Place a VLOOKUP formula in a Contact List field to automatically assign people to tasks based on criteria in your sheet. (For example, based on department or role.)

  • You can use VLOOKUP to look up a value from a table in another sheet. For details on referencing cells from other sheets, see Formulas: Reference Data from Other Sheets.
  • If VLOOKUP doesn't find a result, you'll receive a #NO MATCH error. Details on troubleshooting this can be found in the Formula Error Messages article.
  • You'll receive a #NO MATCH error if there is not a number within the range that is greater than or equal to the search_value.
  • If table_array is not sorted in ascending order by the first column, then VLOOKUP returns incorrect results.
  • The search_value must be in the leftmost column (position 1) of lookup_table.
  • To look up text strings, you must enclose the lookup value in quotation marks (for example, “Task E”).
  • With the match_type argument:
    • Set match_type to false if your lookup_table is not sorted.
    • True (the default value) assumes that the range is sorted ascending and returns the nearest match that is less than or equal to ( <= ) search_value.
    • False returns the first exact match.
  • You can insert the column number into a formula to indicate which column you are retrieving the value from.
     
    For example, the formula =VLOOKUP([Inventory Item]3, [Inventory Item]1:[Number of Items in Stock]4, 3, false) will return the value 4. The formula is written to retrieve a value from the third column (Number of Items in Stock) in the table below.

    vlookup example table
Examples

This example references the following sheet information:

 

Clothing Item

Units Sold

Price Per Unit

In Stock?

Status

Assigned To

1

T-Shirt

78

$15.00

true

Green

sally@domain.com

2

Pants

42

$35.50

false

Red

tim@domain.com

3

Jacket

217

$200.00

true

Yellow

corey@domain.com


Given the table above, here are some examples of using VLOOKUP in a sheet:

 

Formula

Description

Result

IF([In Stock?]1 = 1 (true), VLOOKUP(“T-Shirt”, [Clothing Item]1:Status3, 5))

Return the Status Color.
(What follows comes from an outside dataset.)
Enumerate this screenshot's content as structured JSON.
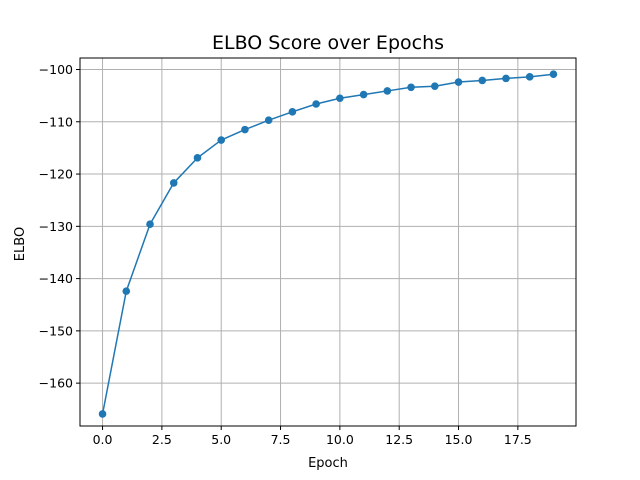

If the “In Stock” column equals 1 (true) look up the value “T-Shirt” in the “Clothing Item” column and produce the value of the “Status Column”, (fourth column in the table). 

Green

IF([In Stock?]2 = 0 (false), VLOOKUP([Row #]1, [Row #]1:[In Stock?]3, 2))

Return Item Out of Stock. If the “In Stock” column equals 0 (false) look up the value of Row 2 and produce the value of the Clothing Item, column 2

Pants

VLOOKUP(“Jacket”, [Clothing Item]1:[Price Per Unit]3, 3, false) * [Units Sold]3

Return total revenue. Look up the value “Jacket” in the “Clothing Item” column, if found, produce the value in the “Price Per Unit” column ($200). Then multiple this by the “Units Sold” column value (217).

43400

VLOOKUP([Clothing Item]1, {Range on Reference Sheet}, 2, false)

Return the assigned to contact email. Look up the value in the “Clothing Item” column row 1 on the reference sheet, if found, produce, produce the value in the Assigned To column (column 2) on the reference sheet.

sally@domain.com


The final formula is an Advanced Cross Sheet formula outlining how to auto assign contacts from another sheet.